Reviews: Brothers (Blu-ray)

Brothers is a 2009 drama starring Tobey Maguire (Spiderman), Jake Gyllenhall (Donnie Darko, Brokeback Mountain) and Natalie Portman (Garden State, Closer). The film, an intense examination of the effects of war on family, was written by David Benioff (writer of the excellent 25th Hour and The Kite Runner, as well as the abysmal X-Men Origins: Wolverine) and directed by industry veteran Jim Sheridan (My Left Foot, In The Name Of The Father). This American production is a remake of a 2004 Danish film entitled Brodre, a film which covers almost exactly the same territory (both films focus on the conflict in Afghanistan, for example).

Maguire was nominated for a Golden Globe for his performance as Sam Cahill, brother of Tommy (Gyllenhall), husband to Grace (Portman), father of Isabelle and Maggie (Bailee Madison, Taylor Grace Geare) and enlisted Marine. It’s easy to see why Maguire received the plauditz and the nomination (he lost to Jeff Bridges for his powerful performance in Crazy Heart) – Sam Cahill is easily the most mature, layered and emotionally charged performance he has given to date. The film follows the diverging lives of two brothers; one (Sam) goes to war, the other (Tommy) is released from jail. While Sam is away, Tommy takes care of Grace and the girls to surprisingly good effect.

While serving Afghanistan, Sam and compatriot Joe are captured by the Taliban. Word back home, however, is that his chopper has crashed and he has died in battle. Through their shared grief, Tommy and Grace bond and slowly a strange relationship begins to form.  Sam is forced to endure unimaginable horrors during his stint as a prisoner, and these events serve to influence his life post-war.

There are some incredibly tense scenes, wherein all facets of filmmaking fire on all cylinders – the acting is excellent, the direction perfect and the writing realistic. Maguire’s scenes in Afghanistan are perfectly-weighted, a good mix of fear, anger, and resignation. The scenes at home with Tommy and Grace feel most real during the moments of high tension; to be honest, I never truly believed their romance. However, in a film about grief and trauma and war, that’s probably not a bad thing.

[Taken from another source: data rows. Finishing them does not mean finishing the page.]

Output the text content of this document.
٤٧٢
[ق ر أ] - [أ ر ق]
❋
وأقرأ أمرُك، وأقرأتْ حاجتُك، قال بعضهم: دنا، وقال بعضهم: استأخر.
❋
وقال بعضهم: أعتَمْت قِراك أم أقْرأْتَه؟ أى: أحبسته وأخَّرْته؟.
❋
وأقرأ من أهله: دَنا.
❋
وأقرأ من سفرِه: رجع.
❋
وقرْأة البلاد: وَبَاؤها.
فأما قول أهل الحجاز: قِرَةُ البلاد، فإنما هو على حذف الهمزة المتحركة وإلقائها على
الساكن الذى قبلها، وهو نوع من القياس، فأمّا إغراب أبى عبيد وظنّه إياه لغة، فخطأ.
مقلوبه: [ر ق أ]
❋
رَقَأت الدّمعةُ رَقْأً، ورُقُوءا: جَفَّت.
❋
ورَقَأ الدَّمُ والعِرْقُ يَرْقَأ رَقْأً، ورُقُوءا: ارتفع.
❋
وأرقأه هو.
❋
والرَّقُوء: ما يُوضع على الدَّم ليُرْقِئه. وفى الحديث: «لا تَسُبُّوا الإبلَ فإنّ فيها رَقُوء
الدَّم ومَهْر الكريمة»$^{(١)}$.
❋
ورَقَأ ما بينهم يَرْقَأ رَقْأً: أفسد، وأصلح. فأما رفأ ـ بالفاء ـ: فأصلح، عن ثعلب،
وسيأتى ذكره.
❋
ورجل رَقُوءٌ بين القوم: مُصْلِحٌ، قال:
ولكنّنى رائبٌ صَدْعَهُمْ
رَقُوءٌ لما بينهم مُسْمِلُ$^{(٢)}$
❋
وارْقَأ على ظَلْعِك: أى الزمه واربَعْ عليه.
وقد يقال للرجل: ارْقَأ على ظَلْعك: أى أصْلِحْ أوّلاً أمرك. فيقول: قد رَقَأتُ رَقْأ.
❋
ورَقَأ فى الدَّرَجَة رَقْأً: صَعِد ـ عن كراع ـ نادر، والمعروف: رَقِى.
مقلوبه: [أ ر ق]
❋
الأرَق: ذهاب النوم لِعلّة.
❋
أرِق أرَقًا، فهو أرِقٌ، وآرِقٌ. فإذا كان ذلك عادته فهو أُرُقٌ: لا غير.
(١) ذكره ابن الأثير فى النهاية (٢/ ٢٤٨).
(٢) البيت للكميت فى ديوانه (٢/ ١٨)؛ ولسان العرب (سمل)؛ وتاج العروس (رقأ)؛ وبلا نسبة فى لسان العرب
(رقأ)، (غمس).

Brothers isn’t a brilliant film overall – some of the quieter, happier moments lack emotional resonance and the story isn’t exactly groundbreaking, but nestled amongst the grit and grime are moments of pure gold.

I’m happy to report that the Blu-ray features an audio commentary by director Jim Sheridan, as well as two featurettes; one is entitled ‘Jim Sheridan: Film and Family’ and documents the directors relationship with cinematic depictions of family and his expression of that theme, and the other  is called ‘Remade in the USA: How Brodre became Brothers’ and chronicles the adaptation process. If you missed Brothers in theatres, the Blu-ray is definitely the best way to experience it.